Czy działamy na terenie przyjaznym zwierzętom? Czy odpowiedzią może być fakt, iż na wsiach 80 % psów wisi na łańcuchu, a koty prawie wszystkie są niczyje, że kiedy piszesz o potrzebujących kocie/psie i domu tymczasowym, to liczysz na cud, że ktoś się zgłosi lub na osoby spoza Suwalszczyzny... i tak, jest grupa ludzi, którzy nam pomagają, którzy sami działają, którzy kochają zwierzęta, ale nadal to teren, który kojarzy się z kompletnym brakiem empatii dla zwierząt i nie jest to skojarzenie bezpodstawne.

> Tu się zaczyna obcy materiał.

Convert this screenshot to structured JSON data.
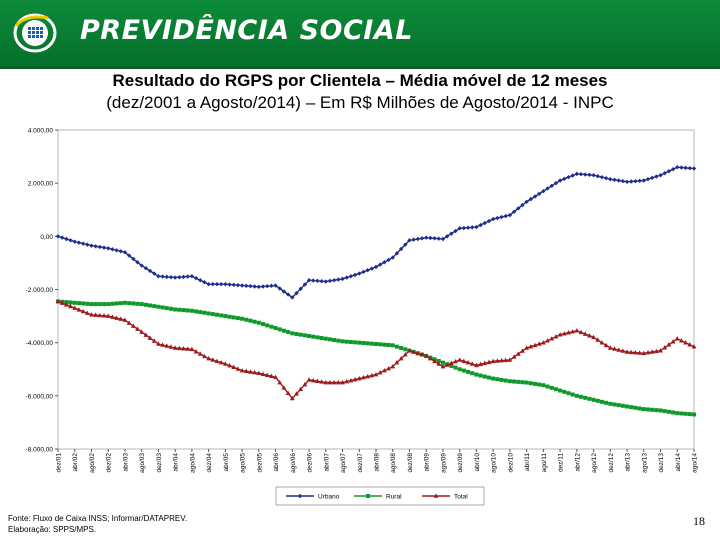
{
  "header": {
    "brand": "PREVIDÊNCIA SOCIAL",
    "colors": {
      "banner": "#0a7d34"
    }
  },
  "title": {
    "line1": "Resultado do RGPS por Clientela – Média móvel de 12 meses",
    "line2": "(dez/2001 a Agosto/2014) – Em R$ Milhões de Agosto/2014 - INPC"
  },
  "footer": {
    "source": "Fonte: Fluxo de Caixa INSS; Informar/DATAPREV.",
    "credit": "Elaboração: SPPS/MPS."
  },
  "page_number": "18",
  "chart_data": {
    "type": "line",
    "title": "Resultado do RGPS por Clientela – Média móvel de 12 meses",
    "xlabel": "",
    "ylabel": "R$ Milhões",
    "ylim": [
      -8000,
      4000
    ],
    "yticks": [
      4000,
      2000,
      0,
      -2000,
      -4000,
      -6000,
      -8000
    ],
    "ytick_labels": [
      "4.000,00",
      "2.000,00",
      "0,00",
      "-2.000,00",
      "-4.000,00",
      "-6.000,00",
      "-8.000,00"
    ],
    "grid": false,
    "legend": "bottom",
    "categories": [
      "dez/01",
      "abr/02",
      "ago/02",
      "dez/02",
      "abr/03",
      "ago/03",
      "dez/03",
      "abr/04",
      "ago/04",
      "dez/04",
      "abr/05",
      "ago/05",
      "dez/05",
      "abr/06",
      "ago/06",
      "dez/06",
      "abr/07",
      "ago/07",
      "dez/07",
      "abr/08",
      "ago/08",
      "dez/08",
      "abr/09",
      "ago/09",
      "dez/09",
      "abr/10",
      "ago/10",
      "dez/10",
      "abr/11",
      "ago/11",
      "dez/11",
      "abr/12",
      "ago/12",
      "dez/12",
      "abr/13",
      "ago/13",
      "dez/13",
      "abr/14",
      "ago/14"
    ],
    "series": [
      {
        "name": "Urbano",
        "color": "#1f2f8c",
        "marker": "diamond",
        "values": [
          0,
          -200,
          -350,
          -450,
          -600,
          -1100,
          -1500,
          -1550,
          -1500,
          -1800,
          -1800,
          -1850,
          -1900,
          -1850,
          -2300,
          -1650,
          -1700,
          -1600,
          -1400,
          -1150,
          -800,
          -150,
          -50,
          -100,
          300,
          350,
          650,
          800,
          1300,
          1700,
          2100,
          2350,
          2300,
          2150,
          2050,
          2100,
          2300,
          2600,
          2550
        ]
      },
      {
        "name": "Rural",
        "color": "#0e9a2a",
        "marker": "square",
        "values": [
          -2450,
          -2500,
          -2550,
          -2550,
          -2500,
          -2550,
          -2650,
          -2750,
          -2800,
          -2900,
          -3000,
          -3100,
          -3250,
          -3450,
          -3650,
          -3750,
          -3850,
          -3950,
          -4000,
          -4050,
          -4100,
          -4300,
          -4500,
          -4750,
          -5000,
          -5200,
          -5350,
          -5450,
          -5500,
          -5600,
          -5800,
          -6000,
          -6150,
          -6300,
          -6400,
          -6500,
          -6550,
          -6650,
          -6700
        ]
      },
      {
        "name": "Total",
        "color": "#9c1c1c",
        "marker": "triangle",
        "values": [
          -2450,
          -2700,
          -2950,
          -3000,
          -3150,
          -3600,
          -4050,
          -4200,
          -4250,
          -4600,
          -4800,
          -5050,
          -5150,
          -5300,
          -6100,
          -5400,
          -5500,
          -5500,
          -5350,
          -5200,
          -4900,
          -4300,
          -4500,
          -4900,
          -4650,
          -4850,
          -4700,
          -4650,
          -4200,
          -4000,
          -3700,
          -3550,
          -3800,
          -4200,
          -4350,
          -4400,
          -4300,
          -3850,
          -4150
        ]
      }
    ]
  }
}
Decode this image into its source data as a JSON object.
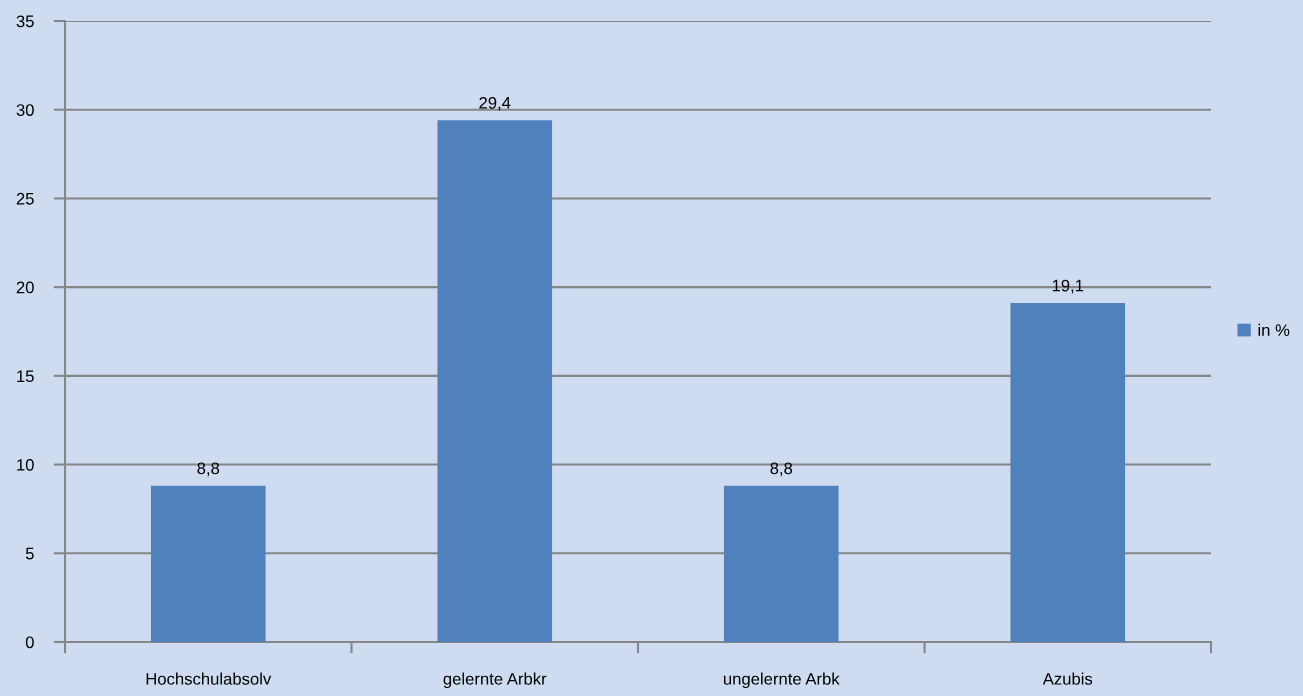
{
  "chart_data": {
    "type": "bar",
    "categories": [
      "Hochschulabsolv",
      "gelernte Arbkr",
      "ungelernte Arbk",
      "Azubis"
    ],
    "series": [
      {
        "name": "in %",
        "color": "#4f81bd",
        "values": [
          8.8,
          29.4,
          8.8,
          19.1
        ],
        "value_labels": [
          "8,8",
          "29,4",
          "8,8",
          "19,1"
        ]
      }
    ],
    "ylim": [
      0,
      35
    ],
    "yticks": [
      0,
      5,
      10,
      15,
      20,
      25,
      30,
      35
    ],
    "grid": "y",
    "legend": "right"
  }
}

Nie wiem, może jestem niesprawiedliwa, ale myślę, ze nadal zbyt mało osób angażuje się, większość nigdy nie może pomóc, wziąć na DT, dlatego ich w zasadzie nie mamy (to ogromny kłopot, bo dom tymczasowy to czasami jedyny ratunek... niestety na razie możemy tylko o nich pomarzyć). Same mamy w domach po kilka kotów, psów więc bycie DT dla "jedynaka" czy kota bez testów, to już albo rzecz niemożliwa (u mnie np.: mieszka 7 kotów i 2 psy), albo maksymalnie awaryjna (Ola ma teraz 3 oseski na wykarmieniu...ale tylko do czasu aż będą jeść karmę i będzie wolny kenel w kociarni, bo też ma 7 swoich zwierzaków plus jest w kociarni, więc no nie da się tak funkcjonować).
Czy zatem mieszkając poza Suwalszczyzną jesteś też odbiorcą naszego apelu - powiem tak: jeśli nie Ty, to naprawdę nie damy rady. Jeśli nie wesprą nas osoby z Warszawy, Poznania czy Gdańska, ale też miast i miasteczek ściany Zachodniej Polski, to obawiam się, że suwalskie koty pozostaną bez pomocy, bo nie damy rady uzbierać choćby połowy potrzebnej kwoty... Nie rezygnuj, bo to daleko od Ciebie 🙏
Mamy też ogromną ilość kotów wolno żyjących, którym pomagamy, które karmimy i w Suwałkach, i na wsiach... w promieniu wielu dziesiątek kilometrów, wozimy karmę, kastrujemy, bo bez nas nie dostaną jedzenia. To też są gigantyczne pieniądze...których nie mamy.
Błagam... Błagam o pomoc, błagam o wsparcie, błagam o najmniejszą wpłatę. Ciebie - dokładnie Ciebie, nie zostawiaj ich, kotów... Nas, nie damy już rady.
Ta kwota to szansa na uregulowanie zaległości i przetrwanie do jesieni...
Prosimy o pomoc!
Loading...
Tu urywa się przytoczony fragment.